I really appreciate your sharing of that experience, Ahab. Reading and rereading it has given me some comfort, since I seem doomed to just miss being present with each of my own lost loved ones at the moment of their death. I want (need) to experience what you did, so that I can believe that some part of them lives on. Tomorrow would have been my son's 39th birthday, had he not died in Children's Hospital in Pittsburgh 26 years ago last month. Last week I was in PA and visited his grave and my parents' too and stood and longed for something--anything--to believe about their survival beyond Death's door. So much unfinished business between us and so many regrets and questions in the case of my mother....

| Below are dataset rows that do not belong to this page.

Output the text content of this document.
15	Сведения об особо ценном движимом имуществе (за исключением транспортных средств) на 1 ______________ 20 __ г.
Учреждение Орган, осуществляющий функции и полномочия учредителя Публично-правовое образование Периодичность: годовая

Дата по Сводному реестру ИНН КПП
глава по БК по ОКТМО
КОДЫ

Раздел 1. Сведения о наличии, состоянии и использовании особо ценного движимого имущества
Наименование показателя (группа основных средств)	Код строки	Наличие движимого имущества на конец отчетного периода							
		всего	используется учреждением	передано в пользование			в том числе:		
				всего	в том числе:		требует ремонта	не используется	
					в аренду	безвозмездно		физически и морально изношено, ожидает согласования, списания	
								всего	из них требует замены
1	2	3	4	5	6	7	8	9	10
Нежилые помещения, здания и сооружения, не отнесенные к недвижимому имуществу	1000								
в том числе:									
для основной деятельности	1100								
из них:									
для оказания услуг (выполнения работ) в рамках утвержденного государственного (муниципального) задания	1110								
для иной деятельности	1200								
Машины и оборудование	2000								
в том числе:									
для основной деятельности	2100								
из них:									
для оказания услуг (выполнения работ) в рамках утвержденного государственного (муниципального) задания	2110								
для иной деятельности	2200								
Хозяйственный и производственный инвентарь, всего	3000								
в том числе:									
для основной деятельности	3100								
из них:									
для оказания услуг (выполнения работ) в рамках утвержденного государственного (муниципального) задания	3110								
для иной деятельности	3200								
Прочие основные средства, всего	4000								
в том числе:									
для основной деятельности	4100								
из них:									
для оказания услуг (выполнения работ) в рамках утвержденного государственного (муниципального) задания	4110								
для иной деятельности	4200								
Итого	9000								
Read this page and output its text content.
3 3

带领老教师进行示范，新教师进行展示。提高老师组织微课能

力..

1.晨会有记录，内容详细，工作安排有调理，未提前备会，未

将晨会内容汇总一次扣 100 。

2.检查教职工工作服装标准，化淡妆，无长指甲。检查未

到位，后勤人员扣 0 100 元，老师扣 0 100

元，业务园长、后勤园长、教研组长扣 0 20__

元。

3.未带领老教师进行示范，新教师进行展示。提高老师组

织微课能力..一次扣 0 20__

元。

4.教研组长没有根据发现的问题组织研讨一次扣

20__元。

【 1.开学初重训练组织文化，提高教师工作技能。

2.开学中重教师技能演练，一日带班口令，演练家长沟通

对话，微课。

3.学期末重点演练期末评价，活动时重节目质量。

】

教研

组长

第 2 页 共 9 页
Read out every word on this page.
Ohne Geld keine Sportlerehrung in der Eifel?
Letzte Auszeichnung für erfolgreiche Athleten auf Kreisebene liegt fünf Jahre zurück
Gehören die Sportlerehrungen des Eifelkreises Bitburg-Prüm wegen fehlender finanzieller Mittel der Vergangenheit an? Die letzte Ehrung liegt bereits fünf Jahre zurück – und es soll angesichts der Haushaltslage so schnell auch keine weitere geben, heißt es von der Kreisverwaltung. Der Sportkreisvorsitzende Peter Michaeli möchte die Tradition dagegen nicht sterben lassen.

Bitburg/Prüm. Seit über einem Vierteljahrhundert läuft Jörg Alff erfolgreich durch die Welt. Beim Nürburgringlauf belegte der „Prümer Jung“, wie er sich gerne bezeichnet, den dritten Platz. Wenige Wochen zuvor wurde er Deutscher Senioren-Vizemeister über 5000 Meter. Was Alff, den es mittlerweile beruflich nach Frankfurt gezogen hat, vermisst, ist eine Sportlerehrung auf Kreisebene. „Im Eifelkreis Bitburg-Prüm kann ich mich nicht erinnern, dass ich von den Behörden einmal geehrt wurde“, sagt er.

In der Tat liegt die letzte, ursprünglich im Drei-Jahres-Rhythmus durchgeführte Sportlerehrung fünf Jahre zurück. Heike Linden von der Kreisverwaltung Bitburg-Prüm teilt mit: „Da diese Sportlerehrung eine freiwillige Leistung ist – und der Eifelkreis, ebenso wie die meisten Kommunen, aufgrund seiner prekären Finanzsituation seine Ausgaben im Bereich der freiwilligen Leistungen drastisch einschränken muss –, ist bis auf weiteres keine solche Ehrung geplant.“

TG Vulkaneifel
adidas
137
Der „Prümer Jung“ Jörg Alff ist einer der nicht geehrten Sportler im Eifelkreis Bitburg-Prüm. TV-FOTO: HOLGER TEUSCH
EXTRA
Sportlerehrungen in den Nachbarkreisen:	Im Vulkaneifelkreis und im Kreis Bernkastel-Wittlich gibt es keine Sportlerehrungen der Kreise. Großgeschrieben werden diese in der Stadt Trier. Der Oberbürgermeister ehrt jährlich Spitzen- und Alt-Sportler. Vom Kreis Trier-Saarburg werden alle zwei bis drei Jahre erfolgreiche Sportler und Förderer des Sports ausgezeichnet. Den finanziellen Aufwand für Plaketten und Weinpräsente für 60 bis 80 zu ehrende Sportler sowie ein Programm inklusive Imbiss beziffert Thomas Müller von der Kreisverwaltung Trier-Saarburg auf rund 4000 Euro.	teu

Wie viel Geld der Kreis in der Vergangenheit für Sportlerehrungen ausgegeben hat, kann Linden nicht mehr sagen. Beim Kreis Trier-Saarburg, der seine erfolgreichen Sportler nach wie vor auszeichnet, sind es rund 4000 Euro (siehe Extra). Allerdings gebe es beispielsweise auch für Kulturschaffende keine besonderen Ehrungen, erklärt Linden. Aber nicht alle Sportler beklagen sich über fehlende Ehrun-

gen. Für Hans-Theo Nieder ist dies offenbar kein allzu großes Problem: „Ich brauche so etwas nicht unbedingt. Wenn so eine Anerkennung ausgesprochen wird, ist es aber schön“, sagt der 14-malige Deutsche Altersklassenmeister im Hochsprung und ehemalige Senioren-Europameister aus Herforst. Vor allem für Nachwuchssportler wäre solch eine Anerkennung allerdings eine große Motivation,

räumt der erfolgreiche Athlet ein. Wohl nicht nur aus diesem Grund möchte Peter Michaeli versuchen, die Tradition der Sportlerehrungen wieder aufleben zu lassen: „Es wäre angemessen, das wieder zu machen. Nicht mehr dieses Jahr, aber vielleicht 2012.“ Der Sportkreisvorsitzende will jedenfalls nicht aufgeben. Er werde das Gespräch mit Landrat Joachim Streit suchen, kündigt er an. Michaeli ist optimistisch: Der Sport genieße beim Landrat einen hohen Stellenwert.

Thank the rest of you too for posting about your own experiences. They've intrigued me and made me think deeply about Life and Death and about my much-mourned-loss of most of my spiritual beliefs. Like Mulder, I WANT to believe, but keep running into so much evidence of human manipulation/evil/deception that it serially robs me of my ability to keep believing in the great cosmic unknowns like survival of the soul.

Your stories will stay with me and I'm very grateful to you for your willingness to share them. Ahab, Uncle $cam's description of waves of grief is what I've experienced too. Ride them if you can bear to, since, if you refuse, they simply wait for you and recur unexpectedly (and devastatingly) in your future, ambushing you when you least expect it. I wish you comfort and eventual healing.